This drawing was part of the collection assembled by the Swiss diplomat Armand-Louis François de Mestral de Saint-Saphorin, a diplomat who worked for the King of Denmark in Warsaw, Saint-Petersburg, Madrid, The Hague and Vienna, where he died in 1806. The collection included about one hundred drawings by Tiepolo that he had likely purchased directly from the artist's studio either in Madrid or in Venice (Knox, op. cit., 1970, pp. 58-63). This sheet is a study for the figure of Saint Francis in a painting at the Prado (fig. 1; see M. Gemin and F. Pedrocco, Giambattista Tiepolo. I dipinti. Opera completa, Venice, 1993, no. 521, ill.; and C. Whistler inGiambattista Tiepolo 1696-1770, exhib. cat., Venice, Museo del Settecentesco Veneziano, Ca’ Rezzonico, and New York, The Metropolitan Museum of Art, 1996-1997, no. 41b, ill.). The altarpiece was part of a commission for seven paintings for San Pascual Baylon, a new church constructed at the behest of King Charles III for the Alcantarine friars of Aranjuez. Tiepolo received the important commission at the very end of his career, in 1767, soon after having completed the decoration of the ceilings of the Palacio Real in Madrid.

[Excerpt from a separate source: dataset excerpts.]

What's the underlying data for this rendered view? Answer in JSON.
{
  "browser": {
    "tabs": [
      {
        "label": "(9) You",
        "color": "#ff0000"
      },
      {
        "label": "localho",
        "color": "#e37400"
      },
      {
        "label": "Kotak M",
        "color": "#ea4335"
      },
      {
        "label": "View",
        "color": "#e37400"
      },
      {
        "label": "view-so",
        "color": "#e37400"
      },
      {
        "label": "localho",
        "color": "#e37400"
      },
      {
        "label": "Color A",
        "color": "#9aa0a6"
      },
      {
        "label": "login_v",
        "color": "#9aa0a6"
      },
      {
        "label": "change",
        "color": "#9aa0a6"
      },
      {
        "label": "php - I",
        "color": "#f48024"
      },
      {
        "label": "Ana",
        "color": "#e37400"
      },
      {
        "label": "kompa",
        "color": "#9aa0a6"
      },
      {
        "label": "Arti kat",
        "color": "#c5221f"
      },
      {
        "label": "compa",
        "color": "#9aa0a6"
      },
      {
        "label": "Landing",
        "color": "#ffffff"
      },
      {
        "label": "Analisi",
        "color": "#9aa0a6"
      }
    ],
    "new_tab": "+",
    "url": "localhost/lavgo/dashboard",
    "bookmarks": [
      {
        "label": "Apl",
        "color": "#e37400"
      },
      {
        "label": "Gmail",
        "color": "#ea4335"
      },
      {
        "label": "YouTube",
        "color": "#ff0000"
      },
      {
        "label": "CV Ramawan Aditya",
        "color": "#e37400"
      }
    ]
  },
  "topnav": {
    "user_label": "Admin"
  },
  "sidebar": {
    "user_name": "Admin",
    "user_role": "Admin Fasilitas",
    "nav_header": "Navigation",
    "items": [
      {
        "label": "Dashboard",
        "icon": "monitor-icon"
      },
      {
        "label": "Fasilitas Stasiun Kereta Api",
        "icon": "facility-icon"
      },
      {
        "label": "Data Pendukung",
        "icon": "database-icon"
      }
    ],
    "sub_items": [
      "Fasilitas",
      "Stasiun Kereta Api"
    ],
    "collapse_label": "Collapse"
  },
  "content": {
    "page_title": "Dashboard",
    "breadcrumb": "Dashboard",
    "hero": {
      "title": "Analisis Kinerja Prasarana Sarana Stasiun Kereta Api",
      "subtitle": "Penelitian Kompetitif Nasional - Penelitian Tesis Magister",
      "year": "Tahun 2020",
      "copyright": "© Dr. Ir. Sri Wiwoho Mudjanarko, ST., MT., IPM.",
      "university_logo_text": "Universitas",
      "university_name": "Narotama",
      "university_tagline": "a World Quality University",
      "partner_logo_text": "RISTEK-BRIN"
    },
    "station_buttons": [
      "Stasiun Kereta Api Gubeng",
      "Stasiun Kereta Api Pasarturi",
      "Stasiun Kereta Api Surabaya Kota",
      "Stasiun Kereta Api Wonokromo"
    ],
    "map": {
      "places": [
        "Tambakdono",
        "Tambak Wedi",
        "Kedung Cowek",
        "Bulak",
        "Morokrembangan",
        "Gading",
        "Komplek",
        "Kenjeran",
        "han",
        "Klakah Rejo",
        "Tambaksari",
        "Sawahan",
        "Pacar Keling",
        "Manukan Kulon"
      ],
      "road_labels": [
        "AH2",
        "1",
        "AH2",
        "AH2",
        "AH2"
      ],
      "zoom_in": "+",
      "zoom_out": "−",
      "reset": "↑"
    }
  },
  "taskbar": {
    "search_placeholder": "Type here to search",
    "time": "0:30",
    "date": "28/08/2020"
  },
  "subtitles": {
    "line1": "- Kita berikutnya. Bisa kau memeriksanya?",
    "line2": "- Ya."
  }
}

The altarpiece with Saint Francis was to be installed at the immediate right of the high altar, which was furnished with a painting representing the patron saint of the congregation, Saint Paschal Babylón. Tiepolo was provided by the King with a new larger studio in Madrid to fit the seven large canvases, which were completed in about two years. The painting's quality is hard to judge today, as it was heavily restored in 1914 after being rolled up in a storage room in the Prado. Scholars have argued that the painting might have been largely executed by Giovanni Domenico Tiepolo who collaborated with his father, yet Giovanni Battista must have kept close scrutiny on the execution of such an important commission. Soon after their installation, however, Charles III decided to replace the altarpieces with a new series commissioned to Anton Raphael Mengs, Mariano Salvador Maella and Francisco Bayeu. Tiepolo’s canvases were transferred to the nearby convent. A preparatory modellofor the altarpiece is in the collection of the Courtauld Institute and it is regarded, together with the other bozzettifor the same commission, as among the most moving and beautiful works of the artist (fig. 2; see J. L. Seydl, Giambattista Tiepolo. Fifteen Oil Sketches, Los Angeles, 2005, no. 11, ill.).
In the drawing, Tiepolo focused on the single figure of the saint, isolated from the other elements of the composition. With only red chalk and a few white highlights, the artist masterly drew the beautiful and voluminous habit of Saint Francis. Many details included in the drawing were later in the final painting, such as the patches of fabric and the rosary attached to the cord on the saint’s waist.